According to market research firm The NPD Group, women's U.S. jeans sales fell 4.9 percent to $7.41 billion for the 12 months through March, compared with sales of $7.79 billion for the same period a year ago. The explanation for the decline may be simple — consumers' closets are already overflowing with denim.

According to surveys conducted by Cotton Incorporated, U.S. consumers own more denim garments than anyone else in the world. U.S. consumers own on average nine pairs of jeans.

Eric Beder, senior vice president and analyst at Brean Murray, Carret & Co., which covers several premium denim players, said in addition to consumers sitting on their own denim cachet, the industry is also faltering in its mission to deliver new and excitement-generating styles. Then again, there's been an exhaustive progression in styles from low-rise to boot-cut, to torn, to heavily washed or embroidered. Last year, the shift went to dark washes and skinny or straight legs, which Beder believes might have given consumers cause to shift their attention elsewhere.

"The whole straight-leg, dark-denim campaign was exclusionary because a lot of people can't wear that," said Beder. "The dark denim trend also lasted too long. We don't really have a next. It's more of what we had before."

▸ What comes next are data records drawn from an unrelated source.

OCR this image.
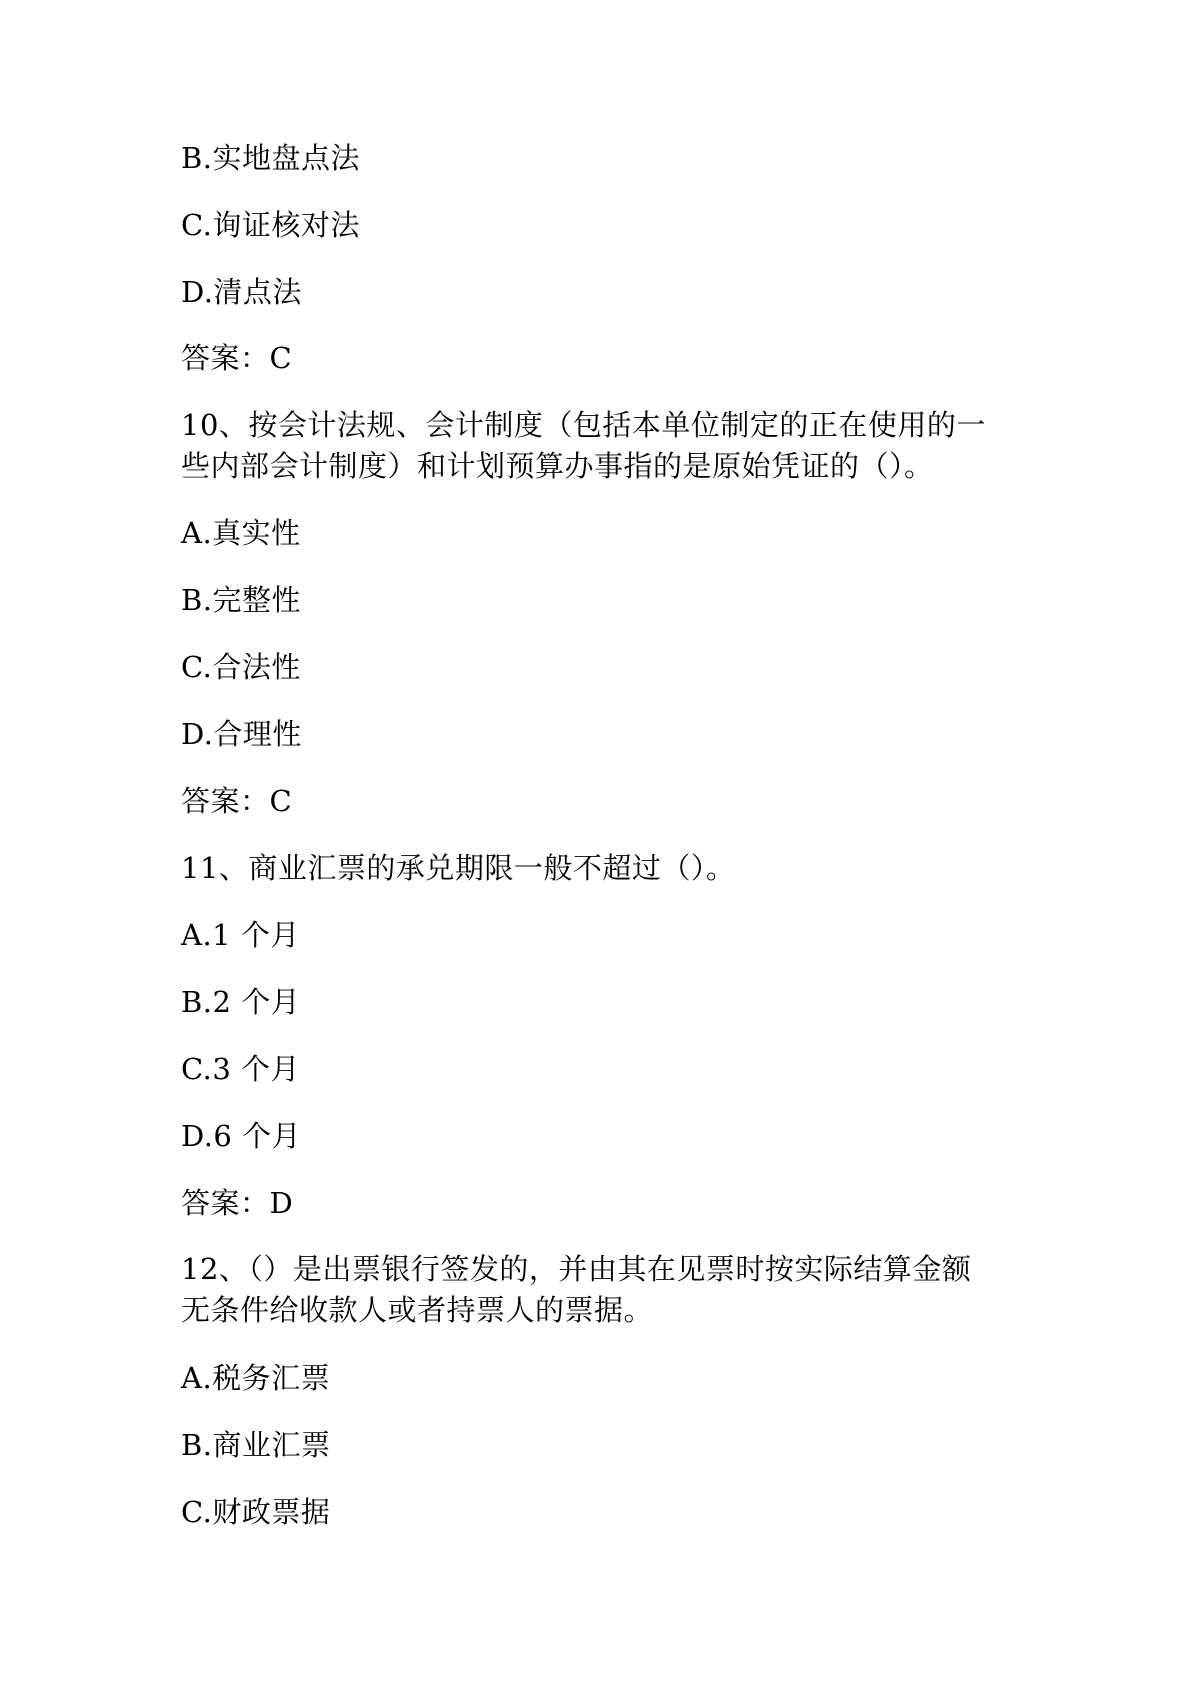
B.实地盘点法
C.询证核对法
D.清点法
答案：C
10、按会计法规、会计制度（包括本单位制定的正在使用的一
些内部会计制度）和计划预算办事指的是原始凭证的（）。
A.真实性
B.完整性
C.合法性
D.合理性
答案：C
11、商业汇票的承兑期限一般不超过（）。
A.1 个月
B.2 个月
C.3 个月
D.6 个月
答案：D
12、（）是出票银行签发的，并由其在见票时按实际结算金额
无条件给收款人或者持票人的票据。
A.税务汇票
B.商业汇票
C.财政票据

NPD's figures speak to this trend among several key demographics. Women's jeans sales among 25- to 34-year-olds fell a sizeable 15.3 percent to $1.09 billion for the 12 months through March. Sales for women between the ages of 18 and 24 also fell 6.3 percent to $1.47 billion. The most significant growth is coming in the 55- to 64-year-old age group, with sales rising 15.2 percent to $592.5 million.